Reversing any of the negatives or putting this thing back on the rails toward a long and prosperous future for college athletics will require someone to step up to lead in a way that looks out for everyone rather than just worrying about what’s going on in their own corner of a country.

Those corners of the country don’t seem attractive to people looking to spend their money when everything around them is burned to the ground.

College athletics gets sick, and it will be until someone steps in and forces a few people to eat a salad and go for a run. There must be someone who is willing to fight for the greater good rather than looking to stuff their pockets as thickly as possible.

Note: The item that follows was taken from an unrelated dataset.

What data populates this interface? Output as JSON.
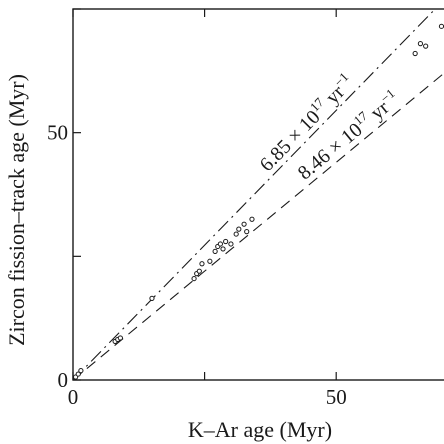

Until then, you guys are on your own.

Jared Stansbury

View articles by Jared Stansbury


A native of Clarinda, Iowa, Jared started as a coach for the Cyclone Fanatic in August 2013 and primarily worked as a videographer until he started winning women’s basketball prior to the 2014-15 season. Upon receiving his BA in Journalism and Mass Communication from Iowa in May 2016, Jared was hired as a full-time writer for the site, taking on the position of daily primary reporter for men’s football and men’s basketball. Promoted to Managing Editor in January 2020. He is a regular contributor to 1460 KXNO in Des Moines and appears regularly as a guest on radio stations across the Midwest. Jared resides in Ankeni with his four-year-old, Lulu.